Moving out of this pandemic, there is an opportunity to reset the approach to peritoneal dialysis. The elements are known and can enable us to deliver successful care to people with end stage kidney failure. Putting the opportunity and elements together requires a quality improvement mindset, to ultimately deliver the both, large and small nudges, to move the needle towards greater home dialysis utilization.
Measures against clinical and patient outcomes, include balancing measures for those unintended consequences. Use those measures to improve the system rather than to judge.

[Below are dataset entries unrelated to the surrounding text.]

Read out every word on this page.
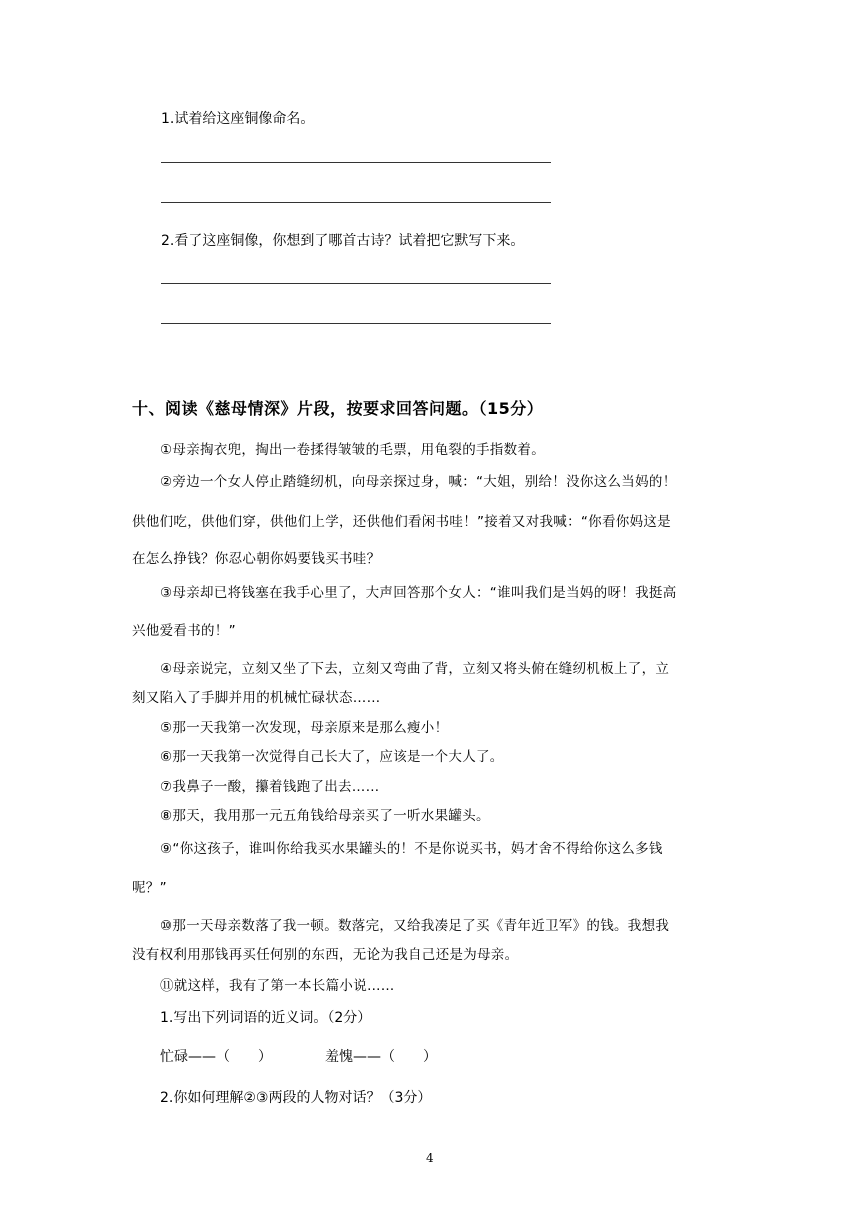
1.试着给这座铜像命名。
2.看了这座铜像，你想到了哪首古诗？试着把它默写下来。
十、阅读《慈母情深》片段，按要求回答问题。（15分）
①母亲掏衣兜，掏出一卷揉得皱皱的毛票，用龟裂的手指数着。
②旁边一个女人停止踏缝纫机，向母亲探过身，喊：“大姐，别给！没你这么当妈的！
供他们吃，供他们穿，供他们上学，还供他们看闲书哇！”接着又对我喊：“你看你妈这是
在怎么挣钱？你忍心朝你妈要钱买书哇？
③母亲却已将钱塞在我手心里了，大声回答那个女人：“谁叫我们是当妈的呀！我挺高
兴他爱看书的！”
④母亲说完，立刻又坐了下去，立刻又弯曲了背，立刻又将头俯在缝纫机板上了，立
刻又陷入了手脚并用的机械忙碌状态……
⑤那一天我第一次发现，母亲原来是那么瘦小！
⑥那一天我第一次觉得自己长大了，应该是一个大人了。
⑦我鼻子一酸，攥着钱跑了出去……
⑧那天，我用那一元五角钱给母亲买了一听水果罐头。
⑨“你这孩子，谁叫你给我买水果罐头的！不是你说买书，妈才舍不得给你这么多钱
呢？”
⑩那一天母亲数落了我一顿。数落完，又给我凑足了买《青年近卫军》的钱。我想我
没有权利用那钱再买任何别的东西，无论为我自己还是为母亲。
⑪就这样，我有了第一本长篇小说……
1.写出下列词语的近义词。（2分）
忙碌——（　　）	羞愧——（　　）
2.你如何理解②③两段的人物对话？（3分）
4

There are no new solutions to increasing the utilization of PD. Rather, as the Blake model describes, it is a matter of small incremental gains. The challenges for the service that I work in has been to provide leadership (including patient champions), provide a permissive culture across the service, develop the clinical pathways (including PD access), and measure to improve.
It takes time, but it is sustainable.
Not everyone will experience the reported benefits of home and more frequent dialysis. All forms of dialysis involve some risks. Peritoneal dialysis does involve some risks that may be related to the patient, center, or equipment. These include, but are not limited to, infectious complications.
Certain risks associated with home dialysis treatment are increased when performing independent dialysis because no one is present to help the patient respond to health emergencies.
Certain risks associated with home dialysis treatment are increased when performing nocturnal therapy due to the length of treatment time and because the patient and care partner are sleeping.